L’objectif principal de ce colloque est d’esquisser une première cartographie du sonnet dans le monde. Où trouve-t-on des sonnets au-delà des exemples bien connus de l’Europe occidentale (Italie, France, Espagne, Angleterre, Allemagne) ? Et où n’en trouve-t-on pas ? Par ailleurs, le sonnet fait-il figure d’exception (cas arabe, bengali et japonais) ou s’est-il, au contraire, développé en tradition locale (cas indonésien) ? L’adoption du sonnet est-elle liée à la modernité ou la tradition ne finit-elle pas par triompher d’une forme censée la contester ?

Annonce

 Argumentaire

La forme du sonnet naquit en Sicile, à la cour de Frédéric  II, au XIIIe siècle de l’ère chrétienne. L’italien, mais aussi l’hébreu, furent les langues primordiales de ce genre poétique majeur qui se répandit, depuis l’Italie, avec le succès que l’on sait, en Europe occidentale, depuis la Renaissance : en France (poètes de la Pléiade), en Espagne (Quevedo, Góngora), en Allemagne (Gryphius), mais aussi en Angleterre où ne tarda pas à s’imposer, au lieu de la forme canonique opposant une octave et un sizain (deux quatrains et deux tercets) une variante insulaire opposant trois quatrains au distique final : le sonnet dit « élisabéthain ». Mais le sonnet a également essaimé  dans les littératures lusophone (depuis Camões) et néerlandophones (van den Vondel), ainsi qu’en Europe orientale (Russie, Roumanie, Pologne, etc.) et méditerranéenne (Grèce).

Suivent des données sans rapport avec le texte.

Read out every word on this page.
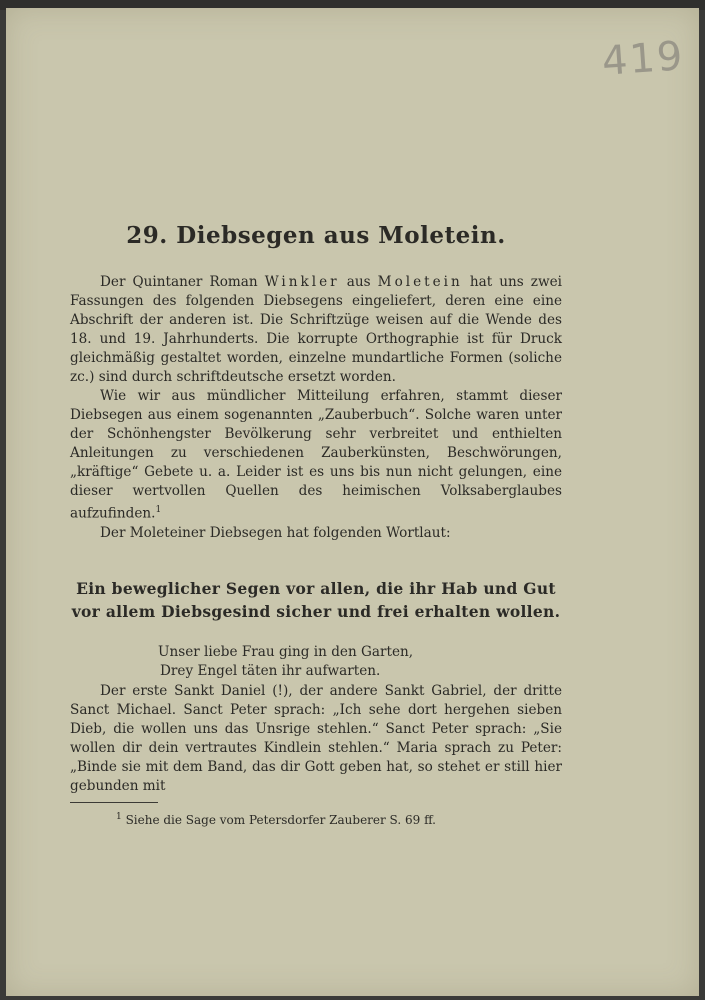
419
29. Diebsegen aus Moletein.

Der Quintaner Roman Winkler aus Moletein hat uns zwei Fassungen des folgenden Diebsegens eingeliefert, deren eine eine Abschrift der anderen ist. Die Schriftzüge weisen auf die Wende des 18. und 19. Jahrhunderts. Die korrupte Orthographie ist für Druck gleichmäßig gestaltet worden, einzelne mundartliche Formen (soliche zc.) sind durch schriftdeutsche ersetzt worden.

Wie wir aus mündlicher Mitteilung erfahren, stammt dieser Diebsegen aus einem sogenannten „Zauberbuch“. Solche waren unter der Schönhengster Bevölkerung sehr verbreitet und enthielten Anleitungen zu verschiedenen Zauberkünsten, Beschwörungen, „kräftige“ Gebete u. a. Leider ist es uns bis nun nicht gelungen, eine dieser wertvollen Quellen des heimischen Volksaberglaubes aufzufinden.$^1$

Der Moleteiner Diebsegen hat folgenden Wortlaut:

Ein beweglicher Segen vor allen, die ihr Hab und Gut vor allem Diebsgesind sicher und frei erhalten wollen.

Unser liebe Frau ging in den Garten,

Drey Engel täten ihr aufwarten.

Der erste Sankt Daniel (!), der andere Sankt Gabriel, der dritte Sanct Michael. Sanct Peter sprach: „Ich sehe dort hergehen sieben Dieb, die wollen uns das Unsrige stehlen.“ Sanct Peter sprach: „Sie wollen dir dein vertrautes Kindlein stehlen.“ Maria sprach zu Peter: „Binde sie mit dem Band, das dir Gott geben hat, so stehet er still hier gebunden mit

$^1$ Siehe die Sage vom Petersdorfer Zauberer S. 69 ff.
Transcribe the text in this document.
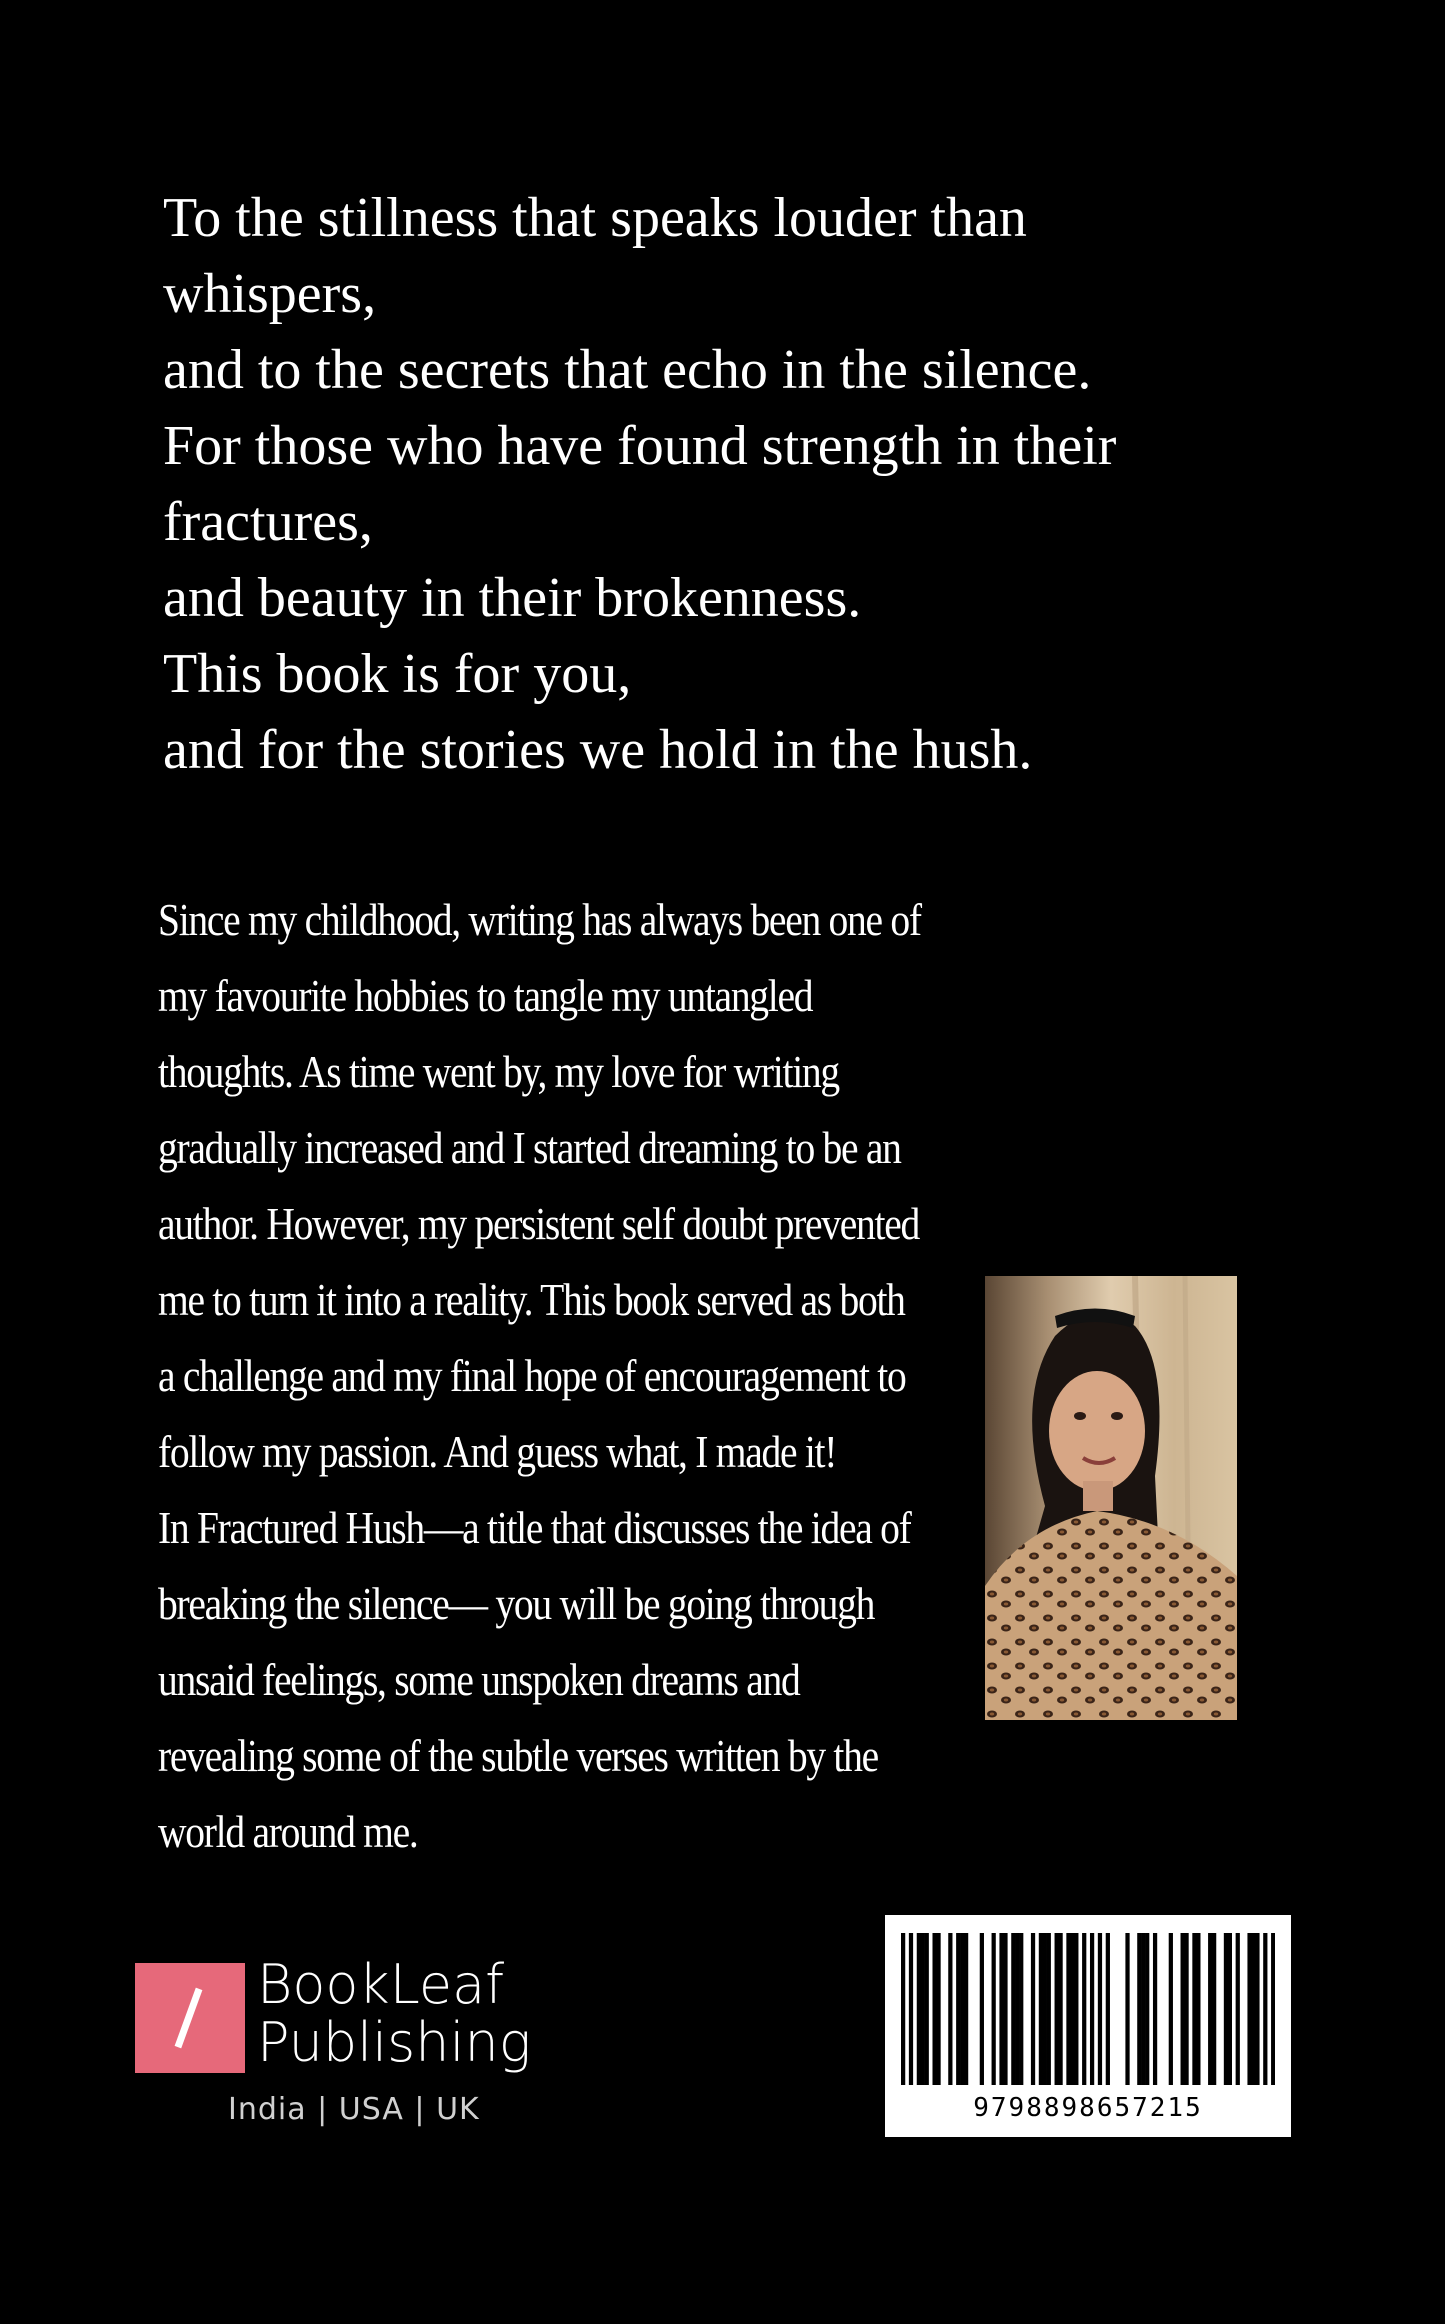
To the stillness that speaks louder than
whispers,
and to the secrets that echo in the silence.
For those who have found strength in their
fractures,
and beauty in their brokenness.
This book is for you,
and for the stories we hold in the hush.
Since my childhood, writing has always been one of
my favourite hobbies to tangle my untangled
thoughts. As time went by, my love for writing
gradually increased and I started dreaming to be an
author. However, my persistent self doubt prevented
me to turn it into a reality. This book served as both
a challenge and my final hope of encouragement to
follow my passion. And guess what, I made it!
In Fractured Hush—a title that discusses the idea of
breaking the silence— you will be going through
unsaid feelings, some unspoken dreams and
revealing some of the subtle verses written by the
world around me.
BookLeaf
Publishing
India | USA | UK	9798898657215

Le premier objectif de ces journées littéraires serait d’abord d’esquisser une première cartographie du genre. Où trouve-t-on des sonnets au-delà de ces patrimoines littéraires bien connus des spécialistes ? Et où n’en trouve-t-on pas ? Par ailleurs, le sonnet fait-il figure d’exception (cas arabe, bengali et japonais) ou s’est-il, au contraire, développé en tradition locale ?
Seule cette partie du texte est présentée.